Wednesday 19 October 2011

Continuous Tinkering is not Continuous Improvement

If you take the time to read any of the standards, frameworks, models or manifestos associated with organisational maturity such as CMMI, Lean Software Development, ISO 9000, or Agile it won’t take you long to find a reference to Continuous Improvement. This is the “Holy Grail” of process improvement and the quest for organizational excellence and maturity, where the business finally reaches a state where it is stable enough to make small, effective and seamless  improvements on an almost daily basis.

I’ve worked in and with lots of organisations who believe they have continuous improvement embedded in their operations. Many of them have been appraised at CMMI Level 3, many of them are ISO 9000 certified, and lots of them have improvement programmes and projects in place which testify to the fact that continuous improvement is standard practice.

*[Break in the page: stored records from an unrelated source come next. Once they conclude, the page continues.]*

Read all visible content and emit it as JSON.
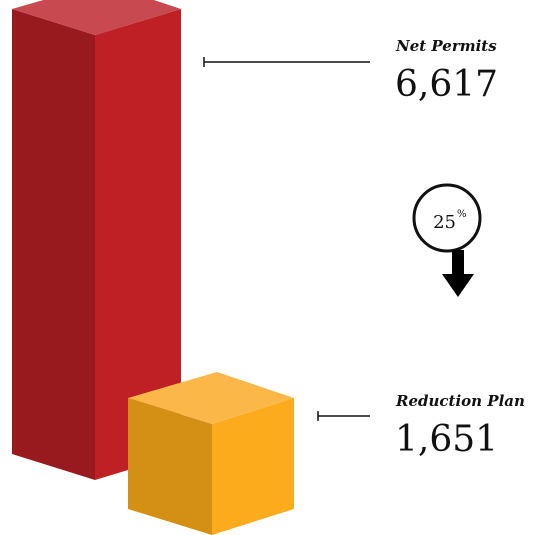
{
  "chart_data": {
    "type": "bar",
    "categories": [
      "Net Permits",
      "Reduction Plan"
    ],
    "values": [
      6617,
      1651
    ],
    "value_labels": [
      "6,617",
      "1,651"
    ],
    "change": {
      "value": "25",
      "unit": "%",
      "direction": "down"
    },
    "colors": {
      "Net Permits": {
        "front": "#be2026",
        "side": "#981a1e",
        "top": "#c84a50"
      },
      "Reduction Plan": {
        "front": "#fbab1c",
        "side": "#d48f15",
        "top": "#fbb848"
      }
    },
    "grid": false,
    "legend": "none",
    "style": "3d-box"
  }
}
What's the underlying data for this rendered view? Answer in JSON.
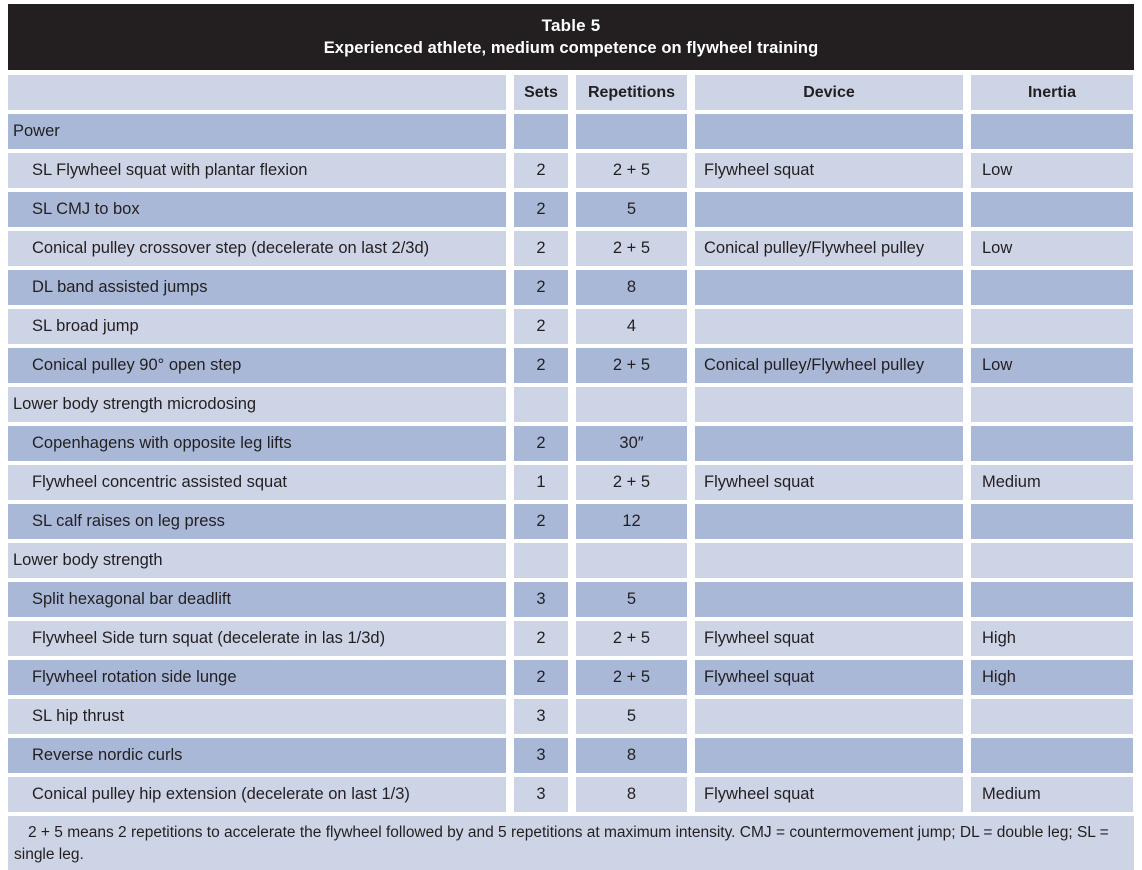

But dig below the surface and it doesn’t take long to realise that, in the majority of these organisations, continuous improvement is an illusion. Despite continuous improvement processes and on-going improvement programmes, what really happens is continuous tinkering.



There is a world of difference between continuous improvement and continuous tinkering. The most important is that to establish the bedrock for continuous improvement requires an awful lot of hard work and an inherent desire at all levels of the organisation to make it happen. All the appraisals and certifications in the world won’t help if that desire and commitment is missing at any point in the organisational structure.

Continuous tinkering, on the other hand, is really easy. Lots of managers do it every day. Lots of executives do it on a regular basis. Far too many process improvement and quality “experts” spend all their time doing it. Politicians devote their lives to it. Given the self fulfilling adage that the only constant is change, tinkering is a natural behaviour of many people in many organisations. Tinkering allows people to be seen to be doing something “useful” and to help establish themselves in their working environments. Following organisational restructuring or management succession for whatever reason, there is inevitably a spate of tinkering as new department heads and their new appointees strive to make their mark.

Most people would agree that tinkering is probably not a very good idea. This is confirmed by my dictionary[1] definition “do random, unplanned work or activities” and accentuated by an earlier definition from 1658 “to keep busy in a useless way”. This of course begs the question that if you think (or even know) it is a bad thing to engage in why do you do it?

But let’s first establish a shared understanding of why tinkering is a bad thing especially in an organisational context. (These are just a few reasons which spring to mind that I’ve had direct experience of. I’m sure you have plenty more of your own!)

  1. It rarely adds genuine value to anyone although it may add perceived value to the perpetrator
  2. It is generally disruptive and has a knock on effect of curtailing normal operations
  3. Changes are rarely managed properly and lack an articulated and shared vision, inadequate impact or cost analysis and no defined measures of success
  4. Tinkering rarely offers sustainable change as the next person will engage in their own tinkering activities to undo the current change
  5. It is usually top-down and staff rarely have any say or buy-in in the implementation
  6. Good practices may be lost in the change
  7. Effective teams are often split up in needless organisational tinkering
  8. Tinkering to address the “not invented here” syndrome is unlikely to be cost effective or gain much support from staff
  9. It really annoys staff

Now let’s think about continuous improvement when it is done properly:

  1. Changes are considered before being implemented, in other words they are scoped, planned, discussed, and staff have the chance to buy-in
  2. Continuous improvement is usually initiated bottom-up by the people closest to the problem being addressed
  3. Impacts in terms of cost, effort, time and expected behaviours are considered
  4. Impacts on existing processes, practices and organisational elements are considered
  5. Impacts on other parts of the organisation are considered, changes are holistic rather than sub-optimal
  6. Changes that do not add value to multiple stakeholders would not normally be undertaken
  7. Changes are managed and measures put in place to understand the success of the change (not targets and arbitrary metrics)
  8. Staff embrace the changes as being of value

It is quite clear from these basic differences that a different mindset is required to undertake continuous improvement as opposed to continuous tinkering. In the 25+ years I’ve been working I’ve only occasionally been exposed to an environment that is committed to genuine continuous improvement. Those very rare occasions share one thing in common –leaders who understand the difference between tinkering and improving. Sadly, those few environments have only been transitory and an organisational restructure or two later they have been consigned to memories of what could have been if that understanding had gone higher up the executive chain.

Sadly, our much of our legacy seems built around the fact that the only constant is worthless change, and change for the sake of change rather than for the sake of the pursuit of excellence.